Chapman, in his first full season for Cincinnati, was a 23-year-old who went 4-1 with a 3.60 ERA in 54 games over 50 innings, with 24 hits allowed, 41 walks allowed, and 71 strikeouts. That is a WHIP of 1.300, 4.3 hits per nine innings, 0.4 home runs per nine innings, 7.4 walks per nine innings, 12.8 strikeouts per nine innings and 1.73 strikeouts to walk ratio.
Scott’s walks per nine innings (4.4), strikeouts per nine innings (13.2) and strikeout/walk ratio (3.0) are all better than Chapman’s.
The problem hasn’t been the walks allowed by Scott. It has been the hits.
That may fall to the fact that his other pitches are not where they need to be. Major league hitters can hit a fastball at 100 if that is the only pitch you can throw.
PitcherList has Scott’s fastball averaging around 98 miles per hour, and he throws it approximately 70 percent of the time. However, his fastball is not generating a lot of swings and misses, and batters have an OPS approaching 1.200 against it.

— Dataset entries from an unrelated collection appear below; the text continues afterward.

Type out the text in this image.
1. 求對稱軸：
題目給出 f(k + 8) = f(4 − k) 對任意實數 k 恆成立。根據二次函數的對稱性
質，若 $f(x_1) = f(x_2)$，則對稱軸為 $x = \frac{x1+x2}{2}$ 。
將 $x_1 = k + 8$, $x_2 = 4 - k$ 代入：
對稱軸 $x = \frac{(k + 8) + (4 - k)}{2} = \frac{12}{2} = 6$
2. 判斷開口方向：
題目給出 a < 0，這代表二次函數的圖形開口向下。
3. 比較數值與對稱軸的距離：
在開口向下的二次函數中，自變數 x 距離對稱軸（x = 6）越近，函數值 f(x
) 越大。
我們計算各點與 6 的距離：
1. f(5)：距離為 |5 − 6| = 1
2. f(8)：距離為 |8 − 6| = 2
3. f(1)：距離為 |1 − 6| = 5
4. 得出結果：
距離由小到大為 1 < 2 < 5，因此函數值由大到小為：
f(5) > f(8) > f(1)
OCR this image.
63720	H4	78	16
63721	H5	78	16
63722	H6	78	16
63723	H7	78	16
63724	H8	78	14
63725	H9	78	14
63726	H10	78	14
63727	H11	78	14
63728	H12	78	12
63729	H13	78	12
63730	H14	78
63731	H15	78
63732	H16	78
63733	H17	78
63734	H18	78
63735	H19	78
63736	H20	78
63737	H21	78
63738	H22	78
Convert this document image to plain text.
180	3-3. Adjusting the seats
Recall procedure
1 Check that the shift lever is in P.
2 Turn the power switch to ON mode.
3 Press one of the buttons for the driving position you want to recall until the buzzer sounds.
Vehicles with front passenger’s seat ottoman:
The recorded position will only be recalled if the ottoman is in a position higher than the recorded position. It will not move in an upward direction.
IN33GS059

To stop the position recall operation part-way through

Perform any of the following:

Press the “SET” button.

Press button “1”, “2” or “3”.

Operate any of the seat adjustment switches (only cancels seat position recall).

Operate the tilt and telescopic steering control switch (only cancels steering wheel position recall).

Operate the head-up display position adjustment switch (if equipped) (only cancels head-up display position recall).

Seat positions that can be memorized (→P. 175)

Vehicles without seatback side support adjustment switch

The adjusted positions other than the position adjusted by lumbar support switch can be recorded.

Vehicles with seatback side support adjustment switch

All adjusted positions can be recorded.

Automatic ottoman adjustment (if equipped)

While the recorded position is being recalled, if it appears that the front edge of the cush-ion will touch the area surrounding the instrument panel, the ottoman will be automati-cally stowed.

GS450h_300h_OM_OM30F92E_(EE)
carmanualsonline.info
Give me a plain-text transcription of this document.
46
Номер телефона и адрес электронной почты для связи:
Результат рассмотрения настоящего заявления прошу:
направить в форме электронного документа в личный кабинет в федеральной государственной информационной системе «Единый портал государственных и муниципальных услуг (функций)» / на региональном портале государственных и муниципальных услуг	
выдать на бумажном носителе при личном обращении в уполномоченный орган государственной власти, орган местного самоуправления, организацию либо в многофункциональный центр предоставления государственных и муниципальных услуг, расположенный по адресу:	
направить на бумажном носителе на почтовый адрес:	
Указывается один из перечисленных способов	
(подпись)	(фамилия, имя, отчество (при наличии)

Scott’s other pitch is a slider, and he is doing a better job of getting swing and misses, with those up over 35 percent. In addition, batted balls against have been on the ground.
Moving forward, the main pieces of the Orioles’ bullpen will likely be Givens, Scott, Miguel Castro, Wright Jr., Cody Carroll, Evan Phillips and a number of minor leaguers who will hopefully be able to step up.
However, if Scott is not able to improve upon his rough rookie year, it would be a tough blow to the Orioles and another strike against them when it comes to pitcher development.